Résolution sur la situation au Sri Lanka
Le Parlement européen a adopté une résolution sur la situation au Sri Lanka.
Le texte adopté en plénière avait été déposé en tant que résolution commune par les groupes PPE, S&D, ALDE, ECR, Verts/ALE et GUE/NGL.
Le Parlement rappelle que le conflit qui a longtemps fait rage au Sri Lanka s'est achevé en mai 2009 avec la reddition des Tigres de libération de l'Eelam tamoul (TLET) et la mort de leur dirigeant. Lorsque ce conflit a pris fin, un grand nombre de Sri-Lankais ont été déplacés à l'intérieur du pays, en particulier dans le Nord.

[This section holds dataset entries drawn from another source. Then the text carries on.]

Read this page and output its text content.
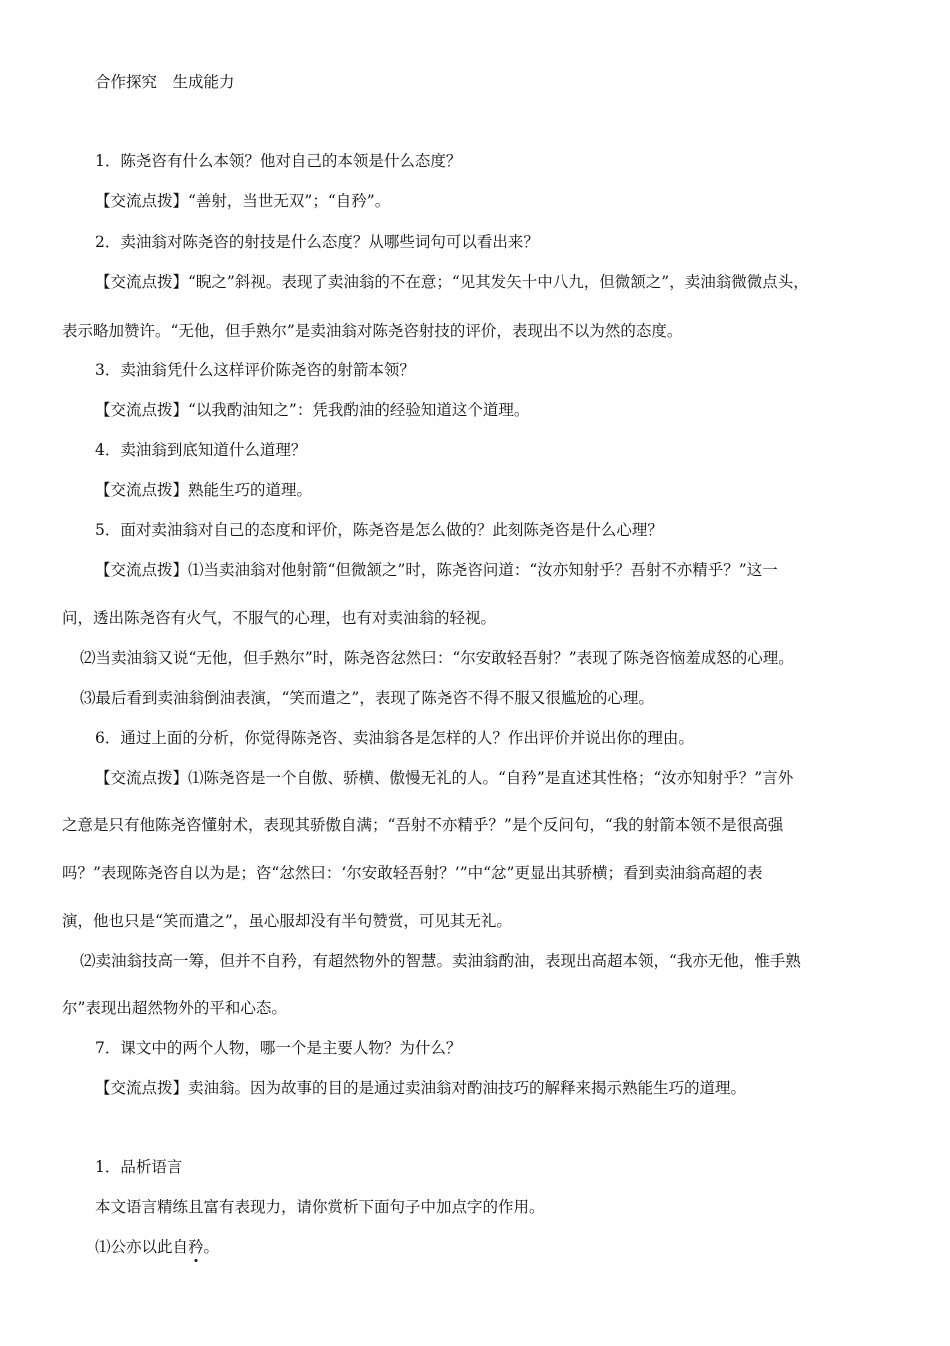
合作探究　生成能力
1．陈尧咨有什么本领？他对自己的本领是什么态度？
【交流点拨】“善射，当世无双”；“自矜”。
2．卖油翁对陈尧咨的射技是什么态度？从哪些词句可以看出来？
【交流点拨】“睨之”斜视。表现了卖油翁的不在意；“见其发矢十中八九，但微颔之”，卖油翁微微点头，
表示略加赞许。“无他，但手熟尔”是卖油翁对陈尧咨射技的评价，表现出不以为然的态度。
3．卖油翁凭什么这样评价陈尧咨的射箭本领？
【交流点拨】“以我酌油知之”：凭我酌油的经验知道这个道理。
4．卖油翁到底知道什么道理？
【交流点拨】熟能生巧的道理。
5．面对卖油翁对自己的态度和评价，陈尧咨是怎么做的？此刻陈尧咨是什么心理？
【交流点拨】⑴当卖油翁对他射箭“但微颔之”时，陈尧咨问道：“汝亦知射乎？吾射不亦精乎？”这一
问，透出陈尧咨有火气，不服气的心理，也有对卖油翁的轻视。
⑵当卖油翁又说“无他，但手熟尔”时，陈尧咨忿然曰：“尔安敢轻吾射？”表现了陈尧咨恼羞成怒的心理。
⑶最后看到卖油翁倒油表演，“笑而遣之”，表现了陈尧咨不得不服又很尴尬的心理。
6．通过上面的分析，你觉得陈尧咨、卖油翁各是怎样的人？作出评价并说出你的理由。
【交流点拨】⑴陈尧咨是一个自傲、骄横、傲慢无礼的人。“自矜”是直述其性格；“汝亦知射乎？”言外
之意是只有他陈尧咨懂射术，表现其骄傲自满；“吾射不亦精乎？”是个反问句，“我的射箭本领不是很高强
吗？”表现陈尧咨自以为是；咨“忿然曰：‘尔安敢轻吾射？’”中“忿”更显出其骄横；看到卖油翁高超的表
演，他也只是“笑而遣之”，虽心服却没有半句赞赏，可见其无礼。
⑵卖油翁技高一筹，但并不自矜，有超然物外的智慧。卖油翁酌油，表现出高超本领，“我亦无他，惟手熟
尔”表现出超然物外的平和心态。
7．课文中的两个人物，哪一个是主要人物？为什么？
【交流点拨】卖油翁。因为故事的目的是通过卖油翁对酌油技巧的解释来揭示熟能生巧的道理。
1．品析语言
本文语言精练且富有表现力，请你赏析下面句子中加点字的作用。
⑴公亦以此自矜。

Les députés expriment leur préoccupation quant à la gravité des accusations contenues dans le rapport des Nations unies publié le 25 avril 2011, qui a jugé crédibles les accusations selon lesquelles tant les forces gouvernementales que les TLET ont mené des opérations militaires «sans aucun souci pour la protection, les droits, le bien-être et la vie des civils et en violation des règles du droit international». Ils soulignent que ces accusations, et la question des responsabilités à cet égard, doivent être examinées avant qu'une réconciliation durable puisse avoir lieu au Sri Lanka.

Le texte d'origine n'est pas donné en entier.